Bereits Ende August kündigte der Entwickler und Publisher Electronic Arts an, künftig stärker gegen Cheater und Gold-Seller vorgehen zu wollen. Da das Handelssystem im FIFA Ultimate Team-Modus in der Vergangenheit des Öfteren für illegale Zwecke missbraucht wurde, hat das Unternehmen dieses in FIFA 15 kurzerhand gestrichen.

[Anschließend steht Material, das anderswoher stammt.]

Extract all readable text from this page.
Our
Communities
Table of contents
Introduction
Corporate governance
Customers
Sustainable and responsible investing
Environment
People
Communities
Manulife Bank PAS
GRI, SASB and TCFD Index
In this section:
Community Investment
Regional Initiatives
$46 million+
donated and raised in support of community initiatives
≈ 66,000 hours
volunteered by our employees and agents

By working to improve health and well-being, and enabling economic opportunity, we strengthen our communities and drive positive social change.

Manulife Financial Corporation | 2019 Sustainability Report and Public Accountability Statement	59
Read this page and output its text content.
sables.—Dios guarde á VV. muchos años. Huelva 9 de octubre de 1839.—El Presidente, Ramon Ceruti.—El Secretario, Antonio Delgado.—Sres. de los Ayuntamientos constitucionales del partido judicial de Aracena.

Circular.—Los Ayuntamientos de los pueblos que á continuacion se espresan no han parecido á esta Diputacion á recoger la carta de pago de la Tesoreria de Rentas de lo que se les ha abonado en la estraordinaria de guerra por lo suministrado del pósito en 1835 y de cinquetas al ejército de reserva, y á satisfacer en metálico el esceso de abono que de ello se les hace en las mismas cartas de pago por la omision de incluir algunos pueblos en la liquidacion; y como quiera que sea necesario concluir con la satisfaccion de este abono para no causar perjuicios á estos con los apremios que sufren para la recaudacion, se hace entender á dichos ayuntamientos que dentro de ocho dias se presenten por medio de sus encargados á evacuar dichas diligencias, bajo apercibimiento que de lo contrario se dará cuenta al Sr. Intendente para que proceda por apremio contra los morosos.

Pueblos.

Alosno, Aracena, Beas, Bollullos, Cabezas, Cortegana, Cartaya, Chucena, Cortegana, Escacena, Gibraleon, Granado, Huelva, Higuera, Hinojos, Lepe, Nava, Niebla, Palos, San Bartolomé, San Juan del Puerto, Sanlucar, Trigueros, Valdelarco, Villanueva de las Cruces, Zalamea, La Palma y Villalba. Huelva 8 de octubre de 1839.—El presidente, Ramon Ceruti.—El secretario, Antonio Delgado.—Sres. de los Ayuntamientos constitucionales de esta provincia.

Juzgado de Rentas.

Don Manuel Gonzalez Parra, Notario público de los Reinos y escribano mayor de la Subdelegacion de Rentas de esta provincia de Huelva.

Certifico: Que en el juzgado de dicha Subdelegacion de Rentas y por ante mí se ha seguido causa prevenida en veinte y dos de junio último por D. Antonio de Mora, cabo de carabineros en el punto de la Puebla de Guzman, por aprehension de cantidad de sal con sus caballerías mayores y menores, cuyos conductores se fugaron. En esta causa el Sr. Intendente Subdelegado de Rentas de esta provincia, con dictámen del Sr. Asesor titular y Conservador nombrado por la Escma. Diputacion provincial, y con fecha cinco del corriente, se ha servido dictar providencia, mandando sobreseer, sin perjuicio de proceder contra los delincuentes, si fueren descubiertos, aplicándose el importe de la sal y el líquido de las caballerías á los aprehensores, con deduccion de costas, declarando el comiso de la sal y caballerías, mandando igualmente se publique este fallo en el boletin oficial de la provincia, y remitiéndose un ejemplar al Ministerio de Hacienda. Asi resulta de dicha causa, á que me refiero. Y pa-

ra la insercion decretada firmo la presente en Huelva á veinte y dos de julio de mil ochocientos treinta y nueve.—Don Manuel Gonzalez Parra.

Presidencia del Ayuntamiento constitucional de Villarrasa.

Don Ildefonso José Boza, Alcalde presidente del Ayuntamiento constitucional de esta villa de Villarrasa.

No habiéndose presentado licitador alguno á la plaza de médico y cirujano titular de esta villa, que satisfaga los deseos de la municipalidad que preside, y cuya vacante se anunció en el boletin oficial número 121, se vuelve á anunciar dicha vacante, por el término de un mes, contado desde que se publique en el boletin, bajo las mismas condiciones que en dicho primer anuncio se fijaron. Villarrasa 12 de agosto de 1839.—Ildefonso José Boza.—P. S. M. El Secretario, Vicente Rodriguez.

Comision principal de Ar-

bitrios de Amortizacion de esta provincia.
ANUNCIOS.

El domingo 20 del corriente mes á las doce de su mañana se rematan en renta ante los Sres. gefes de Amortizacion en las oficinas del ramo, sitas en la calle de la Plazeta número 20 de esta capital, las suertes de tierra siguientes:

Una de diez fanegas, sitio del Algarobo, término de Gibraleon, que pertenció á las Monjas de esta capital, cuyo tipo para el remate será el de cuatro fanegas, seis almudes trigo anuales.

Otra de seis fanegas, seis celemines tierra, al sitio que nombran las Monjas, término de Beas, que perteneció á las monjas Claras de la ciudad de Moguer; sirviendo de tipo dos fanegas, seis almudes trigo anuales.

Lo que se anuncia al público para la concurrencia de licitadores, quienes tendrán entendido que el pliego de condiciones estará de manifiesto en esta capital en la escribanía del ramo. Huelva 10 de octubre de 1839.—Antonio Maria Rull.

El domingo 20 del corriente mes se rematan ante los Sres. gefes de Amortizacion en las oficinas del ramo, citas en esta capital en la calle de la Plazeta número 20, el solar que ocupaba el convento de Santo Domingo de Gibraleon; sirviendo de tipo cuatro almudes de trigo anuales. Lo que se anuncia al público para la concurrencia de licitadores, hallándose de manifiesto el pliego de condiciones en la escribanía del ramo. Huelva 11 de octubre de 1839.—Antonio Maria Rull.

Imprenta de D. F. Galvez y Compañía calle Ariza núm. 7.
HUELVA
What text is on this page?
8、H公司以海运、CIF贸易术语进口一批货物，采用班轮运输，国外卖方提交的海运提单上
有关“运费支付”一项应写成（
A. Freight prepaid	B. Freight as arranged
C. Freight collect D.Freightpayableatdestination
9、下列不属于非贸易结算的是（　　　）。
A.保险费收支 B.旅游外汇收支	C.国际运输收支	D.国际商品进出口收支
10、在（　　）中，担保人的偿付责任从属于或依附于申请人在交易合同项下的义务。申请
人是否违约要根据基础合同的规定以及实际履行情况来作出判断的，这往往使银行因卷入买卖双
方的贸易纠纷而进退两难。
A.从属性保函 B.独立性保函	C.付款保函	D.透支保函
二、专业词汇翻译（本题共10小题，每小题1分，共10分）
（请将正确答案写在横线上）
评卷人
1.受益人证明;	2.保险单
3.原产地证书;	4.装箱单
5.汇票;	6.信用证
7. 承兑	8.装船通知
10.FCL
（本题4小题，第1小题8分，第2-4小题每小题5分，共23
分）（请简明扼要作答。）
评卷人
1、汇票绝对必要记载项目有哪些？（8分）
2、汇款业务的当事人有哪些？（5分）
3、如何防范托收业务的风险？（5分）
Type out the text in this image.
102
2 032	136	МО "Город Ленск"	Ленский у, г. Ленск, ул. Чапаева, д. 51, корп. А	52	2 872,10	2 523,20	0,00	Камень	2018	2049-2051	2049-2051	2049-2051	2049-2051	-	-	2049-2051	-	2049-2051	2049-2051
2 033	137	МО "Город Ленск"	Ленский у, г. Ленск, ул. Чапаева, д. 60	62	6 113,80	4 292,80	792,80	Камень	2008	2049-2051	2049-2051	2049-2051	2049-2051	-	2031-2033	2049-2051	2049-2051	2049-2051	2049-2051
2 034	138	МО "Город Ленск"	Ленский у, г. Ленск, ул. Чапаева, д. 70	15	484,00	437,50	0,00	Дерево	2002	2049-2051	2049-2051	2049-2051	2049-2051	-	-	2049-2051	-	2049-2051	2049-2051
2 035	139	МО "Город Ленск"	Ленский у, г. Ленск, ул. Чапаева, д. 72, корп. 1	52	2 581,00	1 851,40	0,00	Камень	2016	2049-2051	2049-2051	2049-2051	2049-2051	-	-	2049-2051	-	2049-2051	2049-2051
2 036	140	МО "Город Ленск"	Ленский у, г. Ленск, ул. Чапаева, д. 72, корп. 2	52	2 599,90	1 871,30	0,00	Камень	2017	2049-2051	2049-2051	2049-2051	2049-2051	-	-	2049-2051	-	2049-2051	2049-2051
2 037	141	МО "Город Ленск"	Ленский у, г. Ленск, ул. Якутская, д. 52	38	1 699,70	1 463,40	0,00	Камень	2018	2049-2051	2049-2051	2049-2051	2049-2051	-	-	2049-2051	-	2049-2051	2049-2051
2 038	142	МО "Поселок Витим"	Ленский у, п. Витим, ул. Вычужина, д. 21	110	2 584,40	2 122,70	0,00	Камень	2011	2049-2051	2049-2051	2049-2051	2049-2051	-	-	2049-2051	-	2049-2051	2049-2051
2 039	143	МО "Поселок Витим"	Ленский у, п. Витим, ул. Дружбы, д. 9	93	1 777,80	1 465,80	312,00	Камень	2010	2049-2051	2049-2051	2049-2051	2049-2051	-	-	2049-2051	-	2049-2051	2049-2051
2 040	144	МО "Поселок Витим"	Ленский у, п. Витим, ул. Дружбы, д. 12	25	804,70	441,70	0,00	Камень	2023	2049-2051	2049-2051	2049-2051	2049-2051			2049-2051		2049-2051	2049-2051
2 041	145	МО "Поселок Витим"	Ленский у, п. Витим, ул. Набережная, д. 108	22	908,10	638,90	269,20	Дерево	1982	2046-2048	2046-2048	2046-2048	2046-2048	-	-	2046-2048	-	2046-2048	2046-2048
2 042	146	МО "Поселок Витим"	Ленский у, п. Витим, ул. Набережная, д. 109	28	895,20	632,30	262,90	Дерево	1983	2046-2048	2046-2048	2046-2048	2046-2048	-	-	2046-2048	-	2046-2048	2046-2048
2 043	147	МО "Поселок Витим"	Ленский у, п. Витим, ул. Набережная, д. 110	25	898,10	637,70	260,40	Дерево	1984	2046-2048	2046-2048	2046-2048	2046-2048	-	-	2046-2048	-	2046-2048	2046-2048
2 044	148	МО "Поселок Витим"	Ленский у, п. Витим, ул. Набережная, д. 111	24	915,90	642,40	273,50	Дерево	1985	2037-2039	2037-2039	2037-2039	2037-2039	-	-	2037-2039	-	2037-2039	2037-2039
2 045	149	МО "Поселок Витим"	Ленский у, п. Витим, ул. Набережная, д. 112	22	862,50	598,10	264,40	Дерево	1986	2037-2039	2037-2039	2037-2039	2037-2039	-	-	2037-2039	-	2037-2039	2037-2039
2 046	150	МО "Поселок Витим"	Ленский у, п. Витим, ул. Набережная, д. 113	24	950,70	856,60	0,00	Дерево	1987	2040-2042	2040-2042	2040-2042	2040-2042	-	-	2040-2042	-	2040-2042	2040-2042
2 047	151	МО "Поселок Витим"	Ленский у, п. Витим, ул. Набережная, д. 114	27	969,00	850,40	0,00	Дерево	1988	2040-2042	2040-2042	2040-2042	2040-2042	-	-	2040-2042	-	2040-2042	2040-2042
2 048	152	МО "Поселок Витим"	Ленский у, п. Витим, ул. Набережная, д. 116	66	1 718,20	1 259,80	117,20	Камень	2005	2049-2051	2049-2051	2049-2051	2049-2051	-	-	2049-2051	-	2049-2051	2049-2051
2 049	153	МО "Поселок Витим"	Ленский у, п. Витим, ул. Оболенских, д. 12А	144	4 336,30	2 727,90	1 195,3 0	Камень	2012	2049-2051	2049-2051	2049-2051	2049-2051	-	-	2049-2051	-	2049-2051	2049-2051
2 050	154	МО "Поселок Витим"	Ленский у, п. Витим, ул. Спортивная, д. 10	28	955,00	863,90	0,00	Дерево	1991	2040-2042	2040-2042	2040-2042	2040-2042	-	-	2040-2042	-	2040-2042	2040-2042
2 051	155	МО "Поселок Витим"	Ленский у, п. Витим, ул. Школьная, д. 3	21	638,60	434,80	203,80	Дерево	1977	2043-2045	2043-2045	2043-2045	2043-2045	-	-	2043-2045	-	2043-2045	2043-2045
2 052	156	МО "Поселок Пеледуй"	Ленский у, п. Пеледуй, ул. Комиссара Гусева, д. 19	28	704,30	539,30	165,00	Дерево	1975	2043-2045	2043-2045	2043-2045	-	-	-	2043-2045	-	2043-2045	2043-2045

„Obwohl einige ehrliche Spieler diese Funktion nutzten, um mit Freunden zu handeln, wurde sie auch von den Münzverkäufern als eine der Methoden dafür verwendet, um Münzen zu verkaufen und zu verschieben. Auch Account-Phisher haben die Handelsangebote missbraucht, indem sie gestohlene Spieler und Münzen auf andere Accounts übertrugen, nachdem sie unrechtmäßig Zugriff auf FUT-Spieleraccounts erhielten“, heißt es im offiziellen Statement zu dem Thema.

Als weitere Maßnahme wurde mit FIFA 15 nun auch die Anzahl gleichzeitig offener Gebote im Auktionshaus auf 50 beschränkt. Wer zudem die FUT-Web-Applikation nutzen möchte, wird sich künftig zuerst über Origin einloggen müssen.

Durch diese Maßnahme will EA auch das sogenannte „Bid Bumping“ verhindern, bei dem die Gold-Seller mit anderen Accounts auf ihre eigenen Artikel bieten, um den Endpreis in die Höhe zu treiben. “Es war eine harte Entscheidung, aber das ist der richtige Schritt, um die Sicherheit zu verbessern, den Betrügern die rote Karte zu zeigen und FUT sicher für alle FIFA-Fans zu halten”, so die Entwickler.